Fig. 2. Regulated cell death affects trophoblast differentiation, invasion and vascular remodeling.

A Apoptosis can promote the differentiation and fusion of cytotrophoblast cells to form syncytial trophoblasts; however, excessive apoptosis inhibits this differentiation process. Necroptosis can also affect trophoblast differentiation. Inhibition of ferroptosis can promote fusion. Pyroptosis- and autophagy-related proteins have been detected in syncytial trophoblasts. B Apoptosis and necroptosis in ESCs contribute to trophoblast invasion. Deficiency in autophagy or apoptosis in trophoblast cells can lead to shallow invasion. Pyroptotic cells can release HMGB1, which inhibits trophoblast invasion. Ferroptosis inhibits trophoblast invasion. C Trophoblast cells secrete cytokines to induce apoptosis of vascular endothelial smooth muscle cells and epithelial cells to promote arterial remodeling. Arterial remodeling also requires trophoblast autophagy. Necroptosis lead to failures in spiral artery remodeling. Trophoblastic plug dissolution is prone to trigger ferroptosis, which may affect spiral artery remodeling. Created with BioRender.com.

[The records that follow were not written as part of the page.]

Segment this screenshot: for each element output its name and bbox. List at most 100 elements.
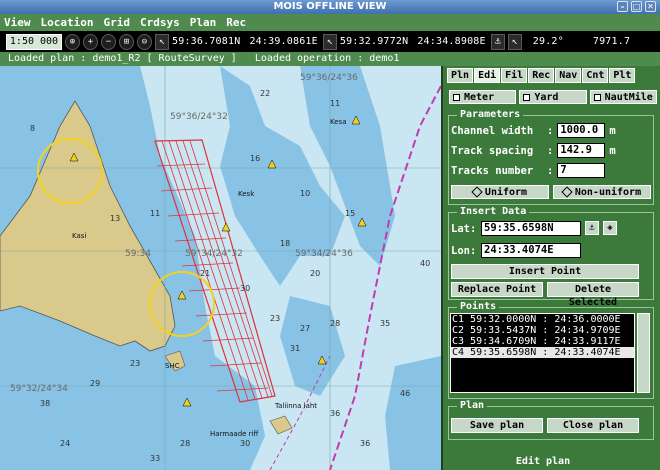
lat-label: Lat:: [451, 222, 477, 235]
grid-label-ne: 59°36/24°36: [300, 73, 358, 83]
non-uniform-radio-icon: [561, 186, 573, 198]
zoom-fit-icon[interactable]: ⊕: [65, 33, 80, 50]
status-line: Loaded plan : demo1_R2 [ RouteSurvey ] L…: [0, 52, 660, 66]
radio-nautmile-icon: [593, 93, 601, 101]
svg-text:Kesa: Kesa: [330, 118, 347, 126]
menu-plan[interactable]: Plan: [190, 16, 217, 29]
svg-text:18: 18: [280, 239, 290, 248]
loaded-operation-label: Loaded operation :: [254, 53, 364, 64]
svg-text:23: 23: [270, 314, 280, 323]
anchor-icon: ⚓: [490, 33, 505, 50]
reference-latitude: 59:32.9772N: [339, 36, 409, 47]
save-plan-button[interactable]: Save plan: [451, 418, 543, 433]
unit-nautmile[interactable]: NautMile: [589, 90, 657, 104]
svg-text:11: 11: [330, 99, 340, 108]
svg-text:21: 21: [200, 269, 210, 278]
cursor-latitude: 59:36.7081N: [172, 36, 241, 47]
svg-text:29: 29: [90, 379, 100, 388]
radio-meter-icon: [453, 93, 460, 101]
anchor-pick-icon[interactable]: ⚓: [585, 221, 599, 235]
zoom-reset-icon[interactable]: ⊖: [137, 33, 152, 50]
svg-text:46: 46: [400, 389, 410, 398]
menu-view[interactable]: View: [4, 16, 31, 29]
svg-text:16: 16: [250, 154, 260, 163]
svg-text:30: 30: [240, 439, 250, 448]
svg-text:11: 11: [150, 209, 160, 218]
menu-rec[interactable]: Rec: [226, 16, 246, 29]
replace-point-button[interactable]: Replace Point: [451, 282, 543, 297]
svg-text:Kasi: Kasi: [72, 232, 86, 240]
window-titlebar: MOIS OFFLINE VIEW – □ ✕: [0, 0, 660, 14]
insert-point-button[interactable]: Insert Point: [451, 264, 639, 279]
scale-selector[interactable]: 1:50 000: [6, 33, 62, 50]
svg-text:35: 35: [380, 319, 390, 328]
menu-grid[interactable]: Grid: [103, 16, 130, 29]
track-spacing-row: Track spacing : 142.9 m: [451, 143, 616, 158]
svg-text:SHC: SHC: [165, 362, 180, 370]
tab-rec[interactable]: Rec: [528, 68, 555, 83]
window-title: MOIS OFFLINE VIEW: [273, 1, 387, 12]
tab-fil[interactable]: Fil: [501, 68, 528, 83]
minimize-button[interactable]: –: [617, 1, 628, 12]
uniform-option[interactable]: Uniform: [451, 185, 549, 199]
distance-value: 7971.7: [592, 36, 631, 47]
tracks-number-label: Tracks number: [451, 164, 534, 177]
svg-text:22: 22: [260, 89, 270, 98]
close-button[interactable]: ✕: [645, 1, 656, 12]
uniform-label: Uniform: [484, 186, 528, 198]
unit-yard[interactable]: Yard: [519, 90, 587, 104]
target-pick-icon[interactable]: ◈: [603, 221, 617, 235]
grid-label-sw: 59°32/24°34: [10, 384, 68, 394]
chart-canvas[interactable]: 8 13 11 22 11 16 10 15 18 20 38 29 23 24 28 30 33 3…: [0, 66, 441, 470]
nautical-chart[interactable]: 8 13 11 22 11 16 10 15 18 20 38 29 23 24 28 30 33 3…: [0, 66, 441, 470]
svg-text:15: 15: [345, 209, 355, 218]
unit-nautmile-label: NautMile: [604, 91, 653, 103]
unit-yard-label: Yard: [534, 91, 559, 103]
menu-crdsys[interactable]: Crdsys: [140, 16, 180, 29]
zoom-window-icon[interactable]: ⊞: [119, 33, 134, 50]
points-scrollbar[interactable]: [637, 313, 650, 393]
svg-text:20: 20: [310, 269, 320, 278]
lon-field[interactable]: 24:33.4074E: [481, 243, 581, 258]
svg-text:31: 31: [290, 344, 300, 353]
unit-meter[interactable]: Meter: [449, 90, 517, 104]
channel-width-field[interactable]: 1000.0: [557, 123, 606, 138]
delete-selected-button[interactable]: Delete Selected: [547, 282, 639, 308]
svg-text:Taliinna laht: Taliinna laht: [274, 402, 317, 410]
svg-text:23: 23: [130, 359, 140, 368]
maximize-button[interactable]: □: [631, 1, 642, 12]
close-plan-button[interactable]: Close plan: [547, 418, 639, 433]
non-uniform-option[interactable]: Non-uniform: [553, 185, 651, 199]
unit-meter-label: Meter: [464, 91, 495, 103]
loaded-operation-value: demo1: [369, 53, 400, 64]
svg-text:36: 36: [360, 439, 370, 448]
cursor-longitude: 24:39.0861E: [249, 36, 318, 47]
tab-pln[interactable]: Pln: [447, 68, 474, 83]
svg-text:28: 28: [330, 319, 340, 328]
point-item[interactable]: C2 59:33.5437N : 24:34.9709E: [451, 325, 634, 336]
tab-edi[interactable]: Edi: [474, 68, 501, 83]
lat-field[interactable]: 59:35.6598N: [481, 221, 581, 236]
grid-label-nw: 59°36/24°32: [170, 112, 228, 122]
non-uniform-label: Non-uniform: [574, 186, 642, 198]
tab-cnt[interactable]: Cnt: [582, 68, 609, 83]
zoom-out-icon[interactable]: −: [101, 33, 116, 50]
point-item[interactable]: C3 59:34.6709N : 24:33.9117E: [451, 336, 634, 347]
menu-bar: View Location Grid Crdsys Plan Rec: [0, 14, 660, 31]
distribution-selector: Uniform Non-uniform: [451, 185, 651, 199]
parameters-title: Parameters: [457, 109, 524, 120]
svg-text:36: 36: [330, 409, 340, 418]
zoom-in-icon[interactable]: +: [83, 33, 98, 50]
tab-bar: Pln Edi Fil Rec Nav Cnt Plt: [443, 66, 660, 83]
menu-location[interactable]: Location: [41, 16, 94, 29]
tab-plt[interactable]: Plt: [609, 68, 636, 83]
point-item[interactable]: C1 59:32.0000N : 24:36.0000E: [451, 314, 634, 325]
track-spacing-field[interactable]: 142.9: [557, 143, 606, 158]
point-item-selected[interactable]: C4 59:35.6598N : 24:33.4074E: [451, 347, 634, 358]
channel-width-unit: m: [609, 124, 616, 137]
points-list[interactable]: C1 59:32.0000N : 24:36.0000E C2 59:33.54…: [450, 313, 635, 393]
tracks-number-field[interactable]: 7: [557, 163, 606, 178]
tab-nav[interactable]: Nav: [555, 68, 582, 83]
lon-row: Lon: 24:33.4074E: [451, 243, 581, 258]
svg-text:Kesk: Kesk: [238, 190, 255, 198]
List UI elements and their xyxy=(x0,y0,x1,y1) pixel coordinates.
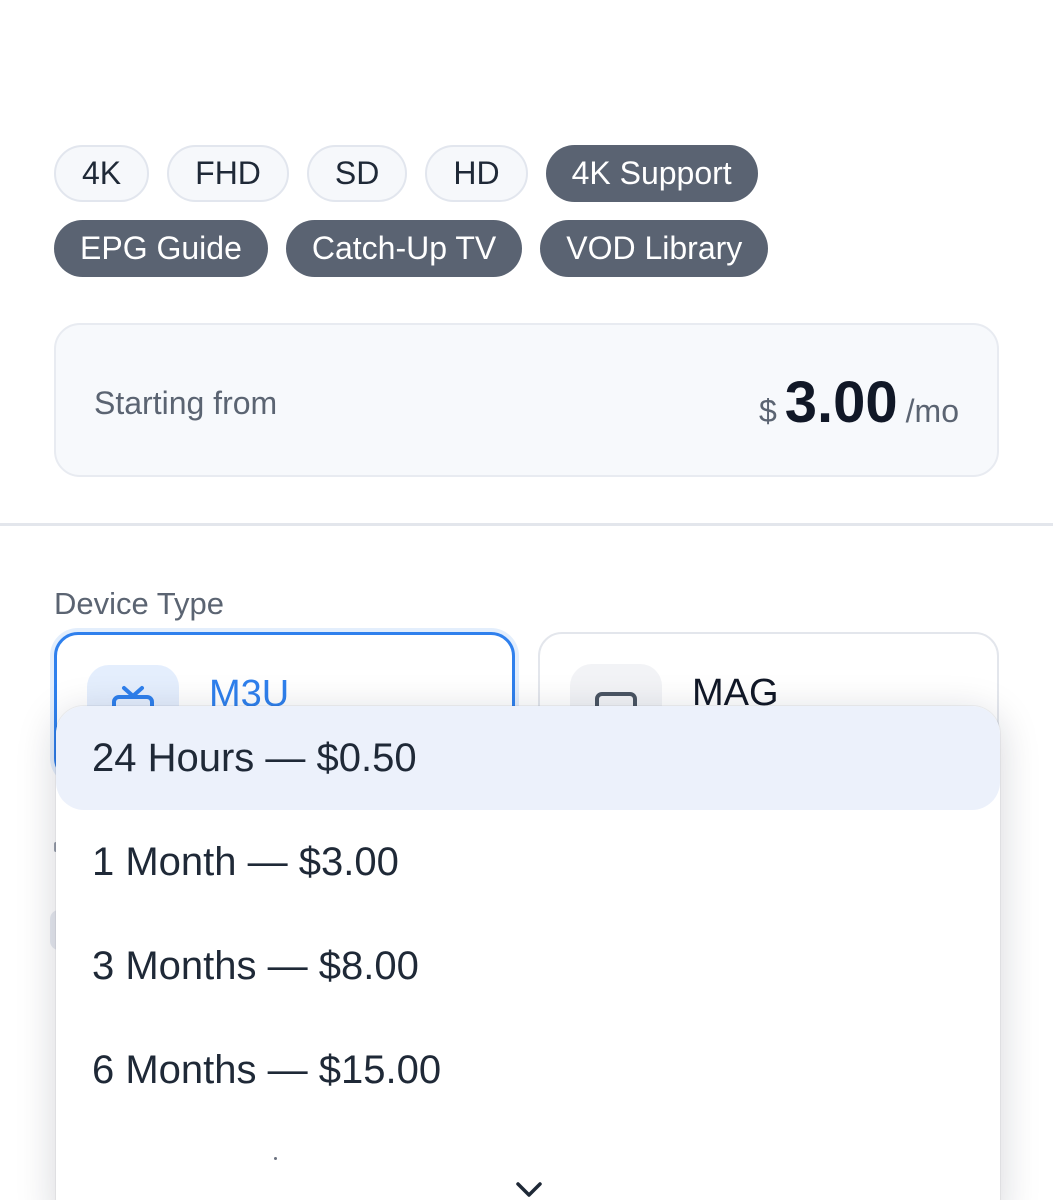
tag-hd: HD xyxy=(425,145,528,202)
scroll-indicator-dot xyxy=(274,1157,277,1160)
plan-configurator: 4K FHD SD HD 4K Support EPG Guide Catch-… xyxy=(0,0,1053,1200)
tag-4k-support: 4K Support xyxy=(545,145,758,202)
price-summary-card: Starting from $ 3.00 /mo xyxy=(54,323,999,477)
chevron-down-icon[interactable] xyxy=(514,1178,544,1200)
price-currency: $ xyxy=(758,393,777,429)
dropdown-option-3-months[interactable]: 3 Months — $8.00 xyxy=(56,914,1000,1018)
tag-4k: 4K xyxy=(54,145,150,202)
price-value: $ 3.00 /mo xyxy=(759,369,959,436)
price-amount: 3.00 xyxy=(784,370,898,435)
feature-tags-row-2: EPG Guide Catch-Up TV VOD Library xyxy=(54,220,769,277)
price-unit: /mo xyxy=(905,393,959,429)
tag-epg-guide: EPG Guide xyxy=(54,220,268,277)
feature-tags-row-1: 4K FHD SD HD 4K Support xyxy=(54,145,758,202)
dropdown-option-24-hours[interactable]: 24 Hours — $0.50 xyxy=(56,706,1000,810)
device-type-label: Device Type xyxy=(54,586,225,621)
dropdown-option-1-month[interactable]: 1 Month — $3.00 xyxy=(56,810,1000,914)
section-divider xyxy=(0,523,1053,526)
tag-sd: SD xyxy=(306,145,408,202)
tag-catch-up-tv: Catch-Up TV xyxy=(285,220,523,277)
duration-dropdown-menu: 24 Hours — $0.50 1 Month — $3.00 3 Month… xyxy=(56,706,1000,1200)
tag-fhd: FHD xyxy=(167,145,289,202)
price-label: Starting from xyxy=(94,385,278,421)
tag-vod-library: VOD Library xyxy=(540,220,769,277)
dropdown-option-6-months[interactable]: 6 Months — $15.00 xyxy=(56,1018,1000,1122)
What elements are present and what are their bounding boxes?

Fig. 3. Effect of regulated cell death on decidual immune cells and stromal cells.

A Natural killer (NK) cells can induce apoptosis of smooth muscle cells (SMCs) and endothelial cells (ECs) to promote vascular remodeling. Insufficient autophagy in extravillous trophoblasts (EVTs) or decidual stromal cells (DSCs) can affect the residence and function of NK cells. Galectin-1 secreted by NK cells and macrophages induces apoptosis of CD3⁺ T cells, while galectin-2 and TSLP inhibit the apoptosis of Treg and γδT cells respectively to maintain immune homeostasis. Ferroptosis facilitates the differentiation of macrophages into the M1 type and autophagy promotes the differentiation into the M2 type. Pyroptosis also affects the differentiation of M2 macrophages. B DSCs can induce the production of Th2 cytokines and promote immune tolerance. Autophagy can promote the decidualization of ESCs to DSCs but ferroptosis plays the opposite role. Lipopolysaccharide (LPS) stimulation can induce the apoptosis of DSCs, increase the secretion of Th1 inflammatory factors, and cause an inflammatory response. Decidual NK (dNK) cells, SGK1, and Tim-3 inhibit LPS-induced apoptosis. Before decidualization, DSCs also secrete pro-apoptotic molecules to induce the apoptosis of undifferentiated DSC. Created with BioRender.com.